2 - A notificação fornece o projeto de decisão e demais elementos necessários para que os interessados possam conhecer todos os aspetos relevantes para a decisão, em matéria de facto e de direito, indicando também as horas e o local onde o processo pode ser consultado.
3 - No caso de haver sítio na Internet da entidade em causa onde o processo possa ser consultado, a notificação referida no número anterior deve incluir a indicação do mesmo para efeitos de o processo poder também ser consultado pelos interessados pela via eletrónica.”.
Após transcrever os pontos 2 a 5 do “projecto de decisão final” sobre o qual recaiu a pronúncia da Requerente expedida em 12 de Outubro de 2016, e os pontos 8 a 10 da decisão final concluiu-se na sentença recorrida que “já no projecto de decisão comunicado – em Setembro – Outubro de 2016 se fundava a decisão (a adoptar) pela Administração - em 22.06.2018 - na ausência da “pista de controlo” de determinadas e concretas despesas apresentadas - referentes a serviços subcontratados pela Requerente - conjuntamente com os três pedidos de pagamento deduzidos no âmbito da operação em apreço, conforme consagrado no artigo 33.º do Regulamento (UE) n.º 65/2011 de 27 de Janeiro.
Neste contexto, de igual forma, há que afastar a probabilidade de vencimento, neste estrito domínio, da acção administrativa principal, nos termos e para os efeitos previstos no n.º 1 do artigo 120.º do CPTA.”.
E o assim decidido não merece qualquer censura, pois, a sentença recorrida confrontou o teor do projecto de decisão com o teor do acto suspendendo, tendo concluído de forma correcta que efectivamente a decisão final não diverge do projecto de decisão.

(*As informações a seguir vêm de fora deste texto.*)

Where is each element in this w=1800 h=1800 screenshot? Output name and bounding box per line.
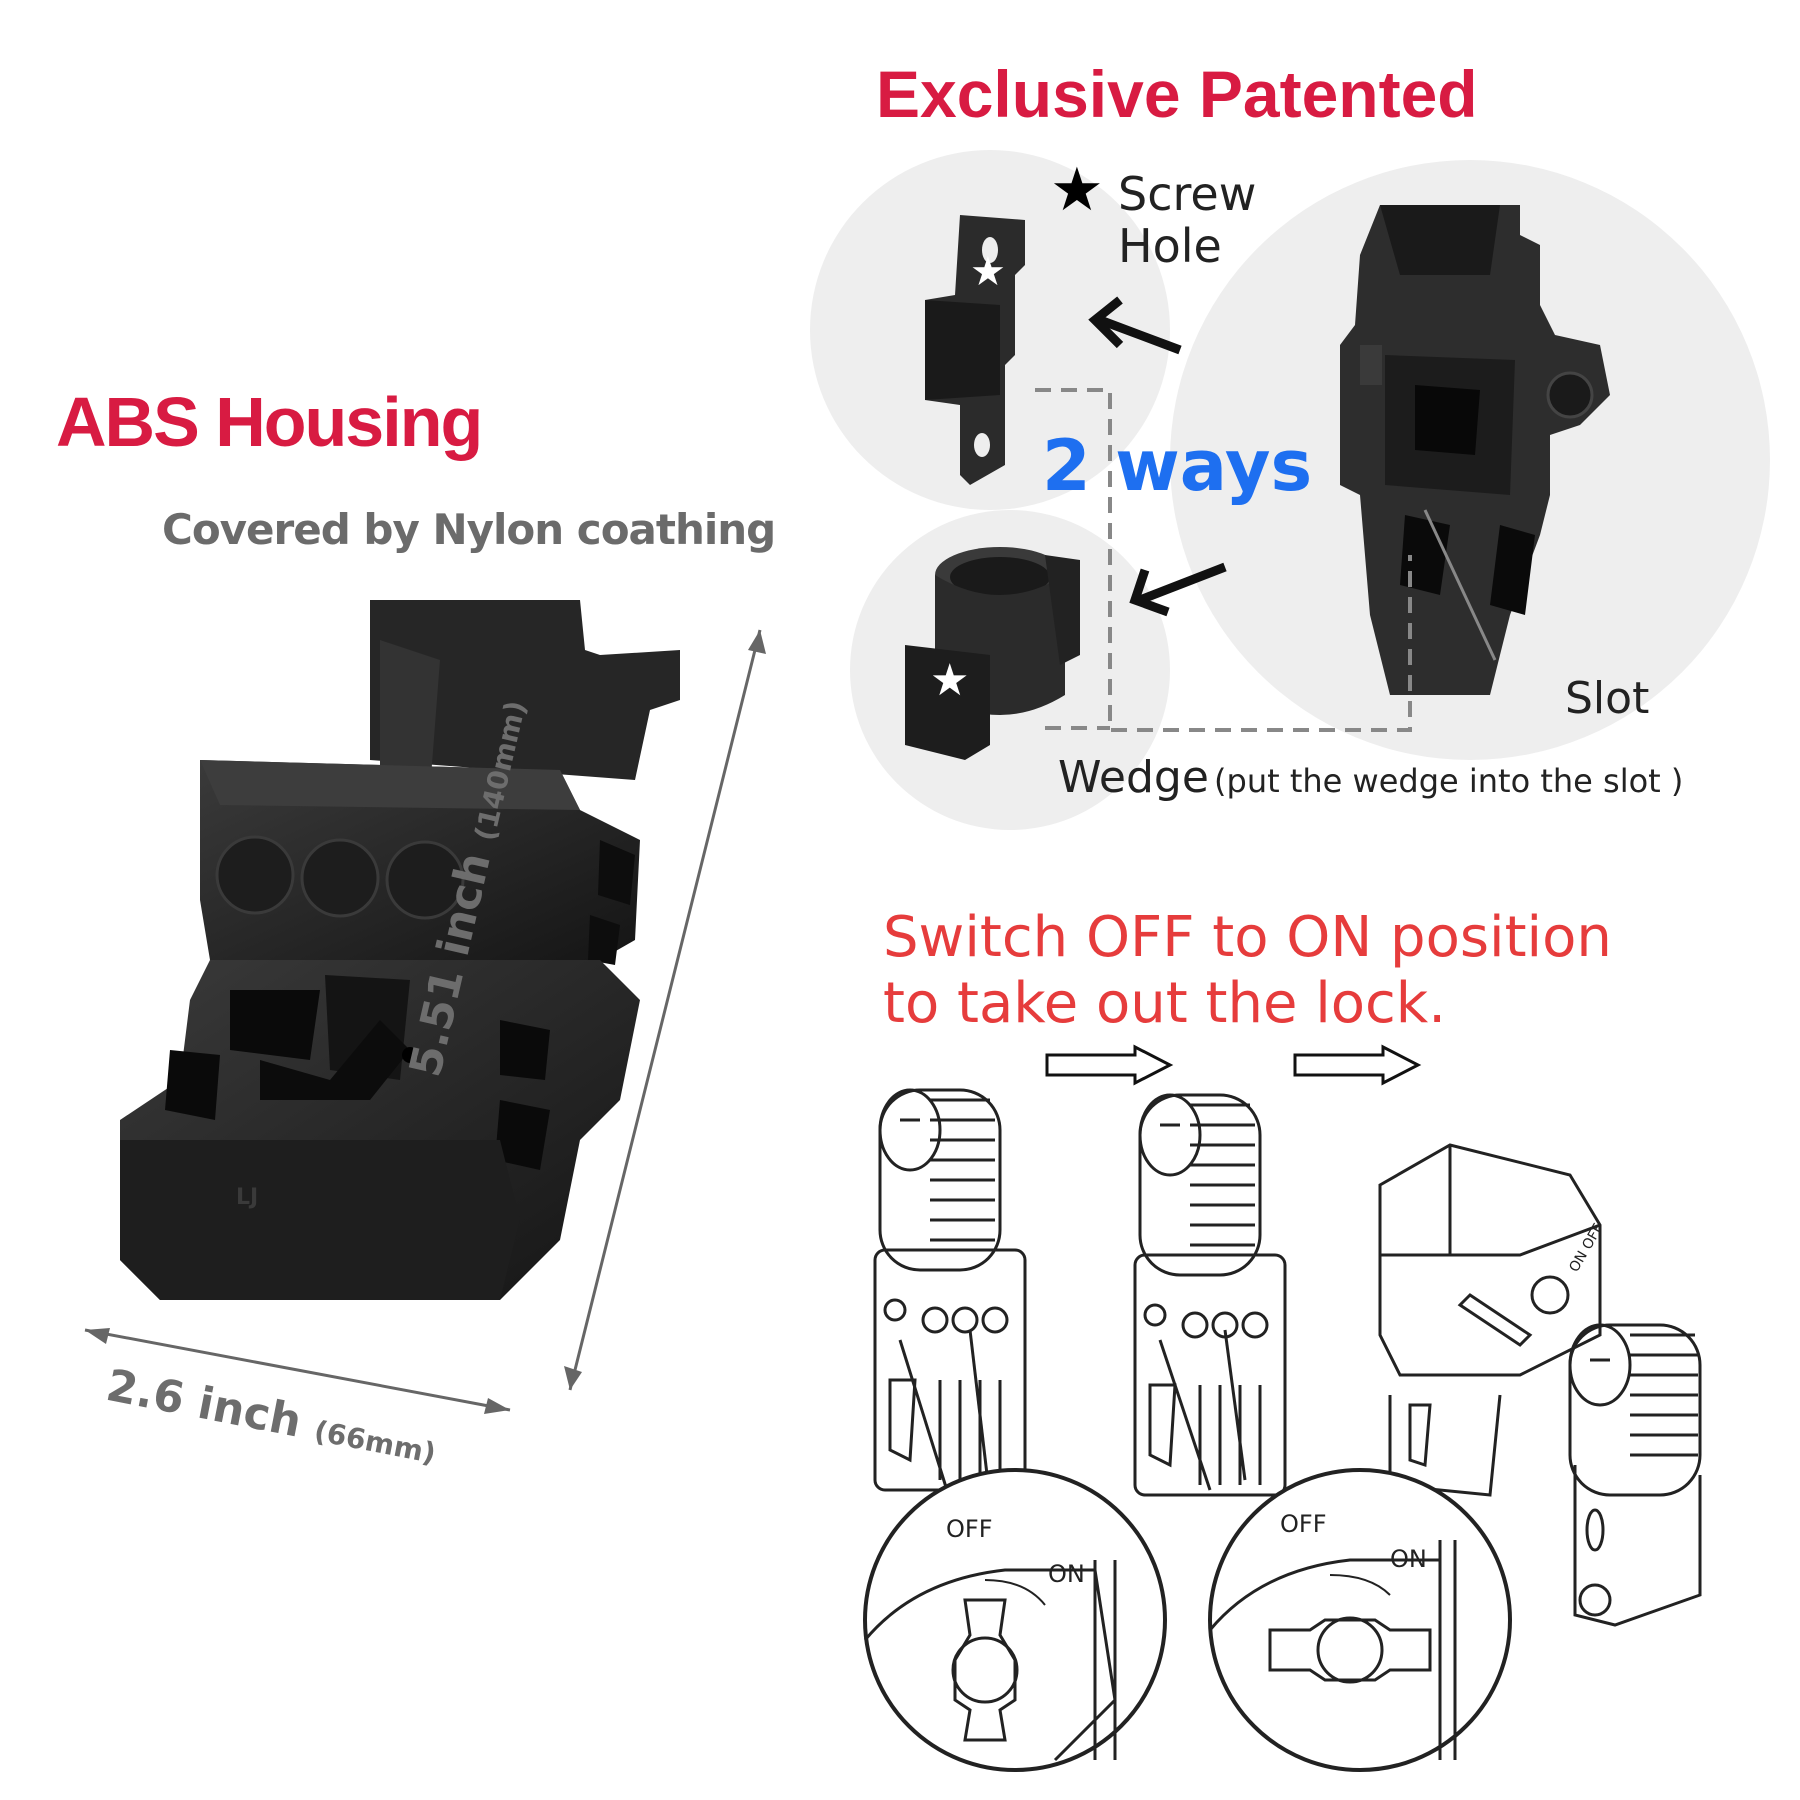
screw-hole-label-line2: Hole <box>1118 219 1222 273</box>
clamp-mount-part-image: ★ <box>905 547 1080 760</box>
detail2-on-label: ON <box>1390 1545 1427 1573</box>
detail-callout-lines <box>898 1329 1247 1501</box>
screw-mount-part-image: ★ <box>925 215 1025 485</box>
wedge-label: Wedge (put the wedge into the slot ) <box>1058 752 1683 803</box>
step1-lock-in-holster-drawing <box>873 1088 1027 1492</box>
detail2-off-label: OFF <box>1280 1510 1327 1538</box>
nylon-coating-subtitle: Covered by Nylon coathing <box>162 505 776 554</box>
instruction-line1: Switch OFF to ON position <box>883 905 1612 970</box>
detail1-off-label: OFF <box>946 1515 993 1543</box>
detail1-on-label: ON <box>1048 1560 1085 1588</box>
switch-detail-circle-2 <box>1208 1468 1512 1772</box>
two-ways-label: 2 ways <box>1042 425 1313 507</box>
height-dimension-arrow <box>564 629 766 1391</box>
svg-text:★: ★ <box>970 249 1006 295</box>
switch-detail-circle-1 <box>863 1468 1167 1772</box>
instruction-line2: to take out the lock. <box>883 971 1447 1036</box>
patent-callout-lines <box>1035 296 1497 732</box>
abs-housing-title: ABS Housing <box>56 383 483 461</box>
step-arrow-2 <box>1293 1044 1422 1086</box>
step3-holster-and-lock-drawing <box>1378 1143 1702 1627</box>
exclusive-patented-title: Exclusive Patented <box>876 57 1478 131</box>
wedge-label-main: Wedge <box>1058 752 1209 803</box>
abs-housing-product-image <box>120 600 680 1300</box>
width-dimension-arrow <box>84 1328 511 1414</box>
star-icon: ★ <box>1050 155 1104 225</box>
screw-hole-label-line1: Screw <box>1118 167 1257 221</box>
step-arrow-1 <box>1045 1044 1174 1086</box>
width-dim-sub: (66mm) <box>311 1414 439 1471</box>
svg-text:★: ★ <box>930 655 969 706</box>
wedge-label-note: (put the wedge into the slot ) <box>1214 762 1684 800</box>
switch-instruction-text: Switch OFF to ON position to take out th… <box>883 905 1612 1037</box>
holster-part-image <box>1340 205 1610 695</box>
screw-hole-label: Screw Hole <box>1118 168 1256 272</box>
brand-logo: LJ <box>236 1185 259 1210</box>
slot-label: Slot <box>1565 673 1650 724</box>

Não subsistem dúvidas, atentos os factos provados em T) a V), que aquando da notificação efectuada à ora Requerente para exercer o direito de audiência prévia entre os fundamentos do projecto de decisão de modificação do contrato e devolução do montante concedido, constavam para além da alegação da existência de relações especiais com os fornecedores Arbo-B…., Lda., e P…G…F., a necessidade de a despesa respeitante a prestação de serviços, por parte das referidas empresas, bem como, a razoabilidade dos custos nesta circunstância, carecer de verificação adicional, designadamente, no que se refere à evidência dos fluxos financeiros entre o promotor e os fornecedores, a análise da elegibilidade da despesa apresentada de forma a assegurar a necessária pista de controlo da despesa, ou seja, a verificação de conformidade dos documentos apresentados para aferir da razoabilidade dos custos declarados, indicando-se as exclusões e reduções a efectuar, como resulta dos pontos 2 a 13 do ofício indicado em T). Na verdade, as referidas relações especiais são invocadas para fundamentar a necessidade de verificação da elegibilidade das despesas respeitantes a estes dois fornecedores. Tendo a ora Recorrente emitido a correspondente pronúncia negando a existência de relações especiais entre a mesma e os fornecedores, alegando que os trabalhos executados por aqueles fornecedores, bem como, os respectivos preços foram aceites e aprovados pela DRAPAL, explicitando, designadamente, os trabalhos que foram realizados, quem os realizou, os valores/hora e valores/hectare, a razão de ser das discrepâncias entre as datas de facturação e de execução dos serviços. Portanto, a Entidade Recorrida apreciou a pronúncia da ora Recorrente e no essencial, concluiu que não era adequada a alterar a decisão projectada em virtude de por um lado existirem facturas sem evidência do comprovativo de pagamento da subcontratação, diferenças não justificadas entre a data de emissão de facturas e a data do subfornecimento, que impedem a validação da despesa por ausência de pista de controlo; falta de menção de afectação de trabalhadores, impossibilitando a confirmação da capacidade de execução da despesa facturada pela Arbo B….., Lda., ou ainda, por não existir comprovativo de pagamento, considerando-se não elegível a despesa por ausência de pista de controlo da despesa e por ausência de pista de auditoria.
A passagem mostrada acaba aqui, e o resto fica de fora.